Thursday, May 2, 2013

"Eleven years after she vanished without a trace, Brenda Heist approached police in Florida last week..."

"... to explain that she had abandoned her two children on the spur of the moment, leaving behind her old life in central Pennsylvania to become a vagrant."
"Everybody that knew Brenda told us there was absolutely no way Brenda would leave her children," said Lititz Borough Police Detective John Schofield, who suspected for years she may have been killed. "She explained to me that she just snapped," said Schofield, who met with her Monday in Florida. "She turned her back on her family, she turned her back on her friends, her co-workers."...

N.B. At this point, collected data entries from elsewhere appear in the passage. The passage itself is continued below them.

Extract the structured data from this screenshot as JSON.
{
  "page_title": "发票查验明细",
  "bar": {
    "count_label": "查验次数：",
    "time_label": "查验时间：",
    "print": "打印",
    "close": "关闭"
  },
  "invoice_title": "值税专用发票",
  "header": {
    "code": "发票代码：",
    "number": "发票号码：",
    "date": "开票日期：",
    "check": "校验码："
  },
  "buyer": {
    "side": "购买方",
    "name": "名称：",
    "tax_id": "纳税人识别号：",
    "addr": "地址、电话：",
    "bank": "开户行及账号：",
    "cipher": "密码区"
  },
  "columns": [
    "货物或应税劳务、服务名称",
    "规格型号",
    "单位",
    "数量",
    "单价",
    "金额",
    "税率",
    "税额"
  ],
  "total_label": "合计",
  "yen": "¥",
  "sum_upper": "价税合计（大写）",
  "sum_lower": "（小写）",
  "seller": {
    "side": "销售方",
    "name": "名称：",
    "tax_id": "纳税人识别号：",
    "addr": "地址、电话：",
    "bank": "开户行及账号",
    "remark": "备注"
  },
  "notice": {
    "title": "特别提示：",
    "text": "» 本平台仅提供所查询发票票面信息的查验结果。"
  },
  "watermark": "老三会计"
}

Her husband, Lee Heist, who was investigated and then cleared as a suspect, struggled to raise their children. By 2010, he was able to get the courts to declare her legally dead and collected on a life insurance policy. He has remarried. He's angry because of the effect their mother's disappearance had on the children, but he also said he has forgiven her.

"There were people in the neighborhood who would not allow their children to play with my children" because he had been a suspect, he said.
IN THE COMMENTS: MayBee said:
She leaned away.
Gerry said:
Is fugue state still a psychological malady?
Yes, it is:
A fugue state, formally dissociative fugue or psychogenic fugue (DSM-IV Dissociative Disorders 300.13[1]), is a rare psychiatric disorder characterized by reversible amnesia for personal identity, including the memories, personality and other identifying characteristics of individuality. The state is usually short-lived (ranging from hours to days), but can last months or longer. Dissociative fugue usually involves unplanned travel or wandering, and is sometimes accompanied by the establishment of a new identity....

Agatha Christie disappeared on 3 December 1926 only to reappear eleven days later in a hotel in Harrogate, apparently with no memory of the events which happened during that time span.